Diversion Pole and Dilemma Pole

“If the logic of God’s truth pulls in one direction and the logic of unbelief pulls in the opposite direction, unbelief will never face the full logic of either. Both destinations would be unthinkable, though for entirely different reasons, as both would mean the end of unbelief. The logic of God’s truth would lead to God, and the logic of unbelief would lead to disaster. Unbelief therefore lives in tension between the two worlds. As Francis’s Schaeffer pointed out (and his whole apologetics turned on this point), ‘The more logical a non-Christian is to his own presuppositions, the further he is from the real world; and the nearer he is to the real world, the more illogical he is to his presuppositions.’

There are therefore two poles in the unbelieving mind and heart, which I call the ‘dilemma pole’ and the ‘diversion pole.’ The dilemma pole expresses the logic of the fact that the more consistent people are to their own view of reality, the less close they are to God’s reality and the more likely they are to feel their dilemma. The diversion pole expresses the fact the less consistent people are to their own view of reality, the closer they are to God’s reality, so the more they must find a diversion. Neither pole is necessarily closer to God, because unbelief as unbelief will not bow to God either way, but the people at either pole are relating to God and to their own claims to truth in entirely different ways.

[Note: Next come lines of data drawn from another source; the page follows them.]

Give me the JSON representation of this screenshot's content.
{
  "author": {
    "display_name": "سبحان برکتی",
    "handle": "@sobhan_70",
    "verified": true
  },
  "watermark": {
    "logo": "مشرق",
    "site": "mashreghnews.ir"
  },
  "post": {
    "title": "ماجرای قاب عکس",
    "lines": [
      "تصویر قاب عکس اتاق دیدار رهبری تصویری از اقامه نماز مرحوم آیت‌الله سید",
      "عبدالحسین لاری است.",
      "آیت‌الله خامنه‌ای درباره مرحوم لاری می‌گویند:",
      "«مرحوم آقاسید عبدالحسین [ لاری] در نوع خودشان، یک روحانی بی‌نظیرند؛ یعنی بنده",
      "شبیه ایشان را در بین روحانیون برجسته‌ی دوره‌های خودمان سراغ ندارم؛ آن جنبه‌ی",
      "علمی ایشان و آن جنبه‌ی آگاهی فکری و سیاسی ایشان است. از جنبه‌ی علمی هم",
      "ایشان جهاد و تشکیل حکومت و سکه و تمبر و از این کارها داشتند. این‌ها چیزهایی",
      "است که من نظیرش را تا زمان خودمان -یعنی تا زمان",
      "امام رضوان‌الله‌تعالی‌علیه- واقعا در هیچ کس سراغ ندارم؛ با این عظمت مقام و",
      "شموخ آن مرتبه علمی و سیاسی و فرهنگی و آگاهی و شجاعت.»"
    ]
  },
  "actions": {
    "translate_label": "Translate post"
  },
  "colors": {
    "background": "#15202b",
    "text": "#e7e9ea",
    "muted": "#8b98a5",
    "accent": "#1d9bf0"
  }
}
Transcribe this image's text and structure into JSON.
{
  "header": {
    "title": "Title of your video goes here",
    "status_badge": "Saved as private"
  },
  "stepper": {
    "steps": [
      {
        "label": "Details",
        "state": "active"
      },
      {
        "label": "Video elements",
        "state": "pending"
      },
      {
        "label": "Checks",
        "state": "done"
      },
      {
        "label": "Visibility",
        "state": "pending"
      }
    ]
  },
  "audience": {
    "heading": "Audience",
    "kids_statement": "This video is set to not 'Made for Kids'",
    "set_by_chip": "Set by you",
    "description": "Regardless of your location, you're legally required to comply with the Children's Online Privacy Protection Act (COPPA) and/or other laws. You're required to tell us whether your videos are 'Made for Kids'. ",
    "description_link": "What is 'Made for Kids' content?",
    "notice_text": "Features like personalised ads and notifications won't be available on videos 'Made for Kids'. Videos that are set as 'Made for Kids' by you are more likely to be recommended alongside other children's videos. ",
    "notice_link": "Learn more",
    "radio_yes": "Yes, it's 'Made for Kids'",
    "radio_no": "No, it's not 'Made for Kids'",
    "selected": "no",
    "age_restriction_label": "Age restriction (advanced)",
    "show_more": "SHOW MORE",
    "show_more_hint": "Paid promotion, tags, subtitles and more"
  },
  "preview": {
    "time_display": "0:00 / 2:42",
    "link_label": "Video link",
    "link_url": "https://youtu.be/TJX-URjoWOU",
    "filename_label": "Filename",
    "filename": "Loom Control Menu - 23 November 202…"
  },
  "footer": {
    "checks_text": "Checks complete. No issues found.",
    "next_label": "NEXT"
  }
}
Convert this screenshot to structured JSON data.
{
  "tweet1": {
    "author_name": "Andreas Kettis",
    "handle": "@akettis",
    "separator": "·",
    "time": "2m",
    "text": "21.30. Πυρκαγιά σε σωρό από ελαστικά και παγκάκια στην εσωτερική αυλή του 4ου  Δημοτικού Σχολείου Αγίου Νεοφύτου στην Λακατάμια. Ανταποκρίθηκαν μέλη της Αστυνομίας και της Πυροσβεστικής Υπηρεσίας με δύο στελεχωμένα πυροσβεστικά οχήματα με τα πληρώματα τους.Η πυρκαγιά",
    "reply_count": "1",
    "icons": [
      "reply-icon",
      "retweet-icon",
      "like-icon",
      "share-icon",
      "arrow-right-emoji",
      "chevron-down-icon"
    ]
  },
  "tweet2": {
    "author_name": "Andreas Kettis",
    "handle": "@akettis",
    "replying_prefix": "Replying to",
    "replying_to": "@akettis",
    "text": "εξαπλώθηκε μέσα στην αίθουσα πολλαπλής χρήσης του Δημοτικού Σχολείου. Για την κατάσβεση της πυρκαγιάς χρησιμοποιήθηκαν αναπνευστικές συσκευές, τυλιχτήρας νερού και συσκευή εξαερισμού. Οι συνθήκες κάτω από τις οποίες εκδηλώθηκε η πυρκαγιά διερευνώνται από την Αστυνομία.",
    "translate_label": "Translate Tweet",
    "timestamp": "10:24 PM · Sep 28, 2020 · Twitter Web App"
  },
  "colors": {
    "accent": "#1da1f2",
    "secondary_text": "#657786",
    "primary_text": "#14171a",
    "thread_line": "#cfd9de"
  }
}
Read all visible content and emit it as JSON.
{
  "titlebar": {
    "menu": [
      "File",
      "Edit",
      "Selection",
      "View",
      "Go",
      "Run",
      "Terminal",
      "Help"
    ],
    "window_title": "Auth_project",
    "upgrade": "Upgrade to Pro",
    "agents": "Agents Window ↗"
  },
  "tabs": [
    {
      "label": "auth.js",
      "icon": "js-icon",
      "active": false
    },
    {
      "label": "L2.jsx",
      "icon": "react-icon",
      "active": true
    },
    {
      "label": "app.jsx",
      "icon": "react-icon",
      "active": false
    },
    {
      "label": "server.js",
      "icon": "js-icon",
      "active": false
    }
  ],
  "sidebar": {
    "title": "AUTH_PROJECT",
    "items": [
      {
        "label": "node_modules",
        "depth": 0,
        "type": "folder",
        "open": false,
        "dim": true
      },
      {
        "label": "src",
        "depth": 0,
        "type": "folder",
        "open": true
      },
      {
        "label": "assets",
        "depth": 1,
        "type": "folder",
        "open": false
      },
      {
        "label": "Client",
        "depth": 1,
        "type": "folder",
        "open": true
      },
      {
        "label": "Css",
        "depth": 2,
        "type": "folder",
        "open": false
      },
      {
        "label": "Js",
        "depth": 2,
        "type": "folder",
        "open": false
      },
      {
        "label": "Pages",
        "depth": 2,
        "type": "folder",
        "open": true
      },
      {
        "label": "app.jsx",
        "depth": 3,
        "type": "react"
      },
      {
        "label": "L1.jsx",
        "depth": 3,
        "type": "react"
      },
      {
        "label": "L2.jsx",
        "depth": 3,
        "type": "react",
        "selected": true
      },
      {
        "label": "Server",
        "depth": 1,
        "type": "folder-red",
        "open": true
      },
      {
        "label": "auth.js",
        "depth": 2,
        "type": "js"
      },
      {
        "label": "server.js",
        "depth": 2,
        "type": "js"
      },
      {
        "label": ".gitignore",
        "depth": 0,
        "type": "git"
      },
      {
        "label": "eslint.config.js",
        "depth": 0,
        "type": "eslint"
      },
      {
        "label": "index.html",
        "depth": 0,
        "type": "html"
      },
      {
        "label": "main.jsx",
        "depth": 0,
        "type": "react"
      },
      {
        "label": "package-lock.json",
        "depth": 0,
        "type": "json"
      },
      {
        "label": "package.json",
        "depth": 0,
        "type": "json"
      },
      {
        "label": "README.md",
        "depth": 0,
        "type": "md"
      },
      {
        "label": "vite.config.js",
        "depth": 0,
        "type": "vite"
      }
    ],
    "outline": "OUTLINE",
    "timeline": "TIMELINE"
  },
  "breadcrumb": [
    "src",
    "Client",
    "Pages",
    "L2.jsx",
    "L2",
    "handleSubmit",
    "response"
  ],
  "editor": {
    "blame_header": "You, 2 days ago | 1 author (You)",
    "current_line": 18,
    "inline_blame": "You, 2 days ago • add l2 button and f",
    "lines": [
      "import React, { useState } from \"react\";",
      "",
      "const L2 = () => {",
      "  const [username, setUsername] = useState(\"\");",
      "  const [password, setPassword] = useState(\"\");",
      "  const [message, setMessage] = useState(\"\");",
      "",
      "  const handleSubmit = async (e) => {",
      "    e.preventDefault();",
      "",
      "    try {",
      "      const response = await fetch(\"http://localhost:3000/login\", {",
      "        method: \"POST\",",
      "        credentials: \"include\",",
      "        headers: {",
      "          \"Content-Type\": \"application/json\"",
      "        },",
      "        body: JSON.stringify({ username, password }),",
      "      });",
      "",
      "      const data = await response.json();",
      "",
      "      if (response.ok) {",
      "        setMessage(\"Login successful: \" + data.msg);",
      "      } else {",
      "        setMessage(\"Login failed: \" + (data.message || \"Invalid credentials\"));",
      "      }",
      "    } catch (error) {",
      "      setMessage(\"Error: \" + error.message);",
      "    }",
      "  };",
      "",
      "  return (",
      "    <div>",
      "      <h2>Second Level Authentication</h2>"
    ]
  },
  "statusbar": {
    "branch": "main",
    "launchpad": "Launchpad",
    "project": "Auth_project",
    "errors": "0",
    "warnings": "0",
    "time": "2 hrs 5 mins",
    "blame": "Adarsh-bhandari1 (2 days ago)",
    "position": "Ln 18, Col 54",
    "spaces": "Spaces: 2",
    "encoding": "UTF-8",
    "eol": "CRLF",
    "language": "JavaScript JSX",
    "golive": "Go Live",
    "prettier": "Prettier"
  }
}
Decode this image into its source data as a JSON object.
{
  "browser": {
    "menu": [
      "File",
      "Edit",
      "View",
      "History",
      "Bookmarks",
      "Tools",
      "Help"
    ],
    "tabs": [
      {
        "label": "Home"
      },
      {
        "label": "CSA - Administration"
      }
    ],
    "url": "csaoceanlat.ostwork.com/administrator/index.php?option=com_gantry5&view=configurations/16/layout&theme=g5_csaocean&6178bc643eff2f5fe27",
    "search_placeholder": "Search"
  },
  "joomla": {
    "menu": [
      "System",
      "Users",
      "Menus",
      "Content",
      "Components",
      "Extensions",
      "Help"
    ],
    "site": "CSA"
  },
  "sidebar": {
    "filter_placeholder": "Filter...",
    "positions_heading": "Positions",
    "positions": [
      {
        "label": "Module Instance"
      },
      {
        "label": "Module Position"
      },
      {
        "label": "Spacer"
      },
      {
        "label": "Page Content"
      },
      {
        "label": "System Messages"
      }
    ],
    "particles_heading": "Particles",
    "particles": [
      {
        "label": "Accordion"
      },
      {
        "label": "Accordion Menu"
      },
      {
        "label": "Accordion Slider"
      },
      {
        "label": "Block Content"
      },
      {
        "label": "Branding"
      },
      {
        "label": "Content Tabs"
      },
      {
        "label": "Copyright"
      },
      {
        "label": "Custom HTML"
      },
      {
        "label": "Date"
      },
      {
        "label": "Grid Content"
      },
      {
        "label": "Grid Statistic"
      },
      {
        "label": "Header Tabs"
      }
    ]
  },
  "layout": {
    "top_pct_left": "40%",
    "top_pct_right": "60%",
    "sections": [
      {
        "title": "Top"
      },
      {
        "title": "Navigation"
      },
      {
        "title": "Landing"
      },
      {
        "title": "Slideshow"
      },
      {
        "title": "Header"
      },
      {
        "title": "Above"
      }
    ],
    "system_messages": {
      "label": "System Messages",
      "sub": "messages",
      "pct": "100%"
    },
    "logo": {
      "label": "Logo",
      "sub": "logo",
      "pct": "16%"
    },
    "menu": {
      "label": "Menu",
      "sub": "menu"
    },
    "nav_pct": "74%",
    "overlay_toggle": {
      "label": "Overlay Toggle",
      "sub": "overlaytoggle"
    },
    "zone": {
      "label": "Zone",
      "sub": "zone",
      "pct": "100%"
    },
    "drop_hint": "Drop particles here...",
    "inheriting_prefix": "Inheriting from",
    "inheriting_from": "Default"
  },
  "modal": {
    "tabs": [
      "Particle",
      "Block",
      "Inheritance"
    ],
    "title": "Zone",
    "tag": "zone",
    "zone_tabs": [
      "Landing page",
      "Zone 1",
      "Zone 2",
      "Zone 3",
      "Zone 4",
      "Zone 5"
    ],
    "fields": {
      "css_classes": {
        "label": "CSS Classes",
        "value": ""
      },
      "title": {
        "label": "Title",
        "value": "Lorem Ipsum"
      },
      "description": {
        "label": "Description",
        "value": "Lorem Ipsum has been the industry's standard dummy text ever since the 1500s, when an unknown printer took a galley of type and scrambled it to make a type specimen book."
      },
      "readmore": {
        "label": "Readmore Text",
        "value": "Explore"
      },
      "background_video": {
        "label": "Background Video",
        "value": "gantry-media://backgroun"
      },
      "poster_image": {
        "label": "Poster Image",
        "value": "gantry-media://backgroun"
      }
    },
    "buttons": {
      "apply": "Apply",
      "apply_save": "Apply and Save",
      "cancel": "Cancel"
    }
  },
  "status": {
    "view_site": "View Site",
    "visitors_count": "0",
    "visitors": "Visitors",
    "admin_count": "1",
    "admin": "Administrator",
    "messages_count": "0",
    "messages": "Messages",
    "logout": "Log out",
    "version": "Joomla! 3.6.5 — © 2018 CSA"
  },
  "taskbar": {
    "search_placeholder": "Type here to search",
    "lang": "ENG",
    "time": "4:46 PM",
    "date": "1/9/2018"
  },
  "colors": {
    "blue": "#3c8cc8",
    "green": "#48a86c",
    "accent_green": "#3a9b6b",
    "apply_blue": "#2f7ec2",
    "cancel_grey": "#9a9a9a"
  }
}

Expressed like that, it is obviously that most people would prefer to be closer to the inconsistency but comfort of the diversion pole, rather than to the courage and consistency but discomfort of the dilemma pole. In other words, most would prefer to live as if God were there, with all the benefits that makes possible, even though they deny God in both theory and practice. The reverse is harder to carry off, and for that reason it is also rarer.”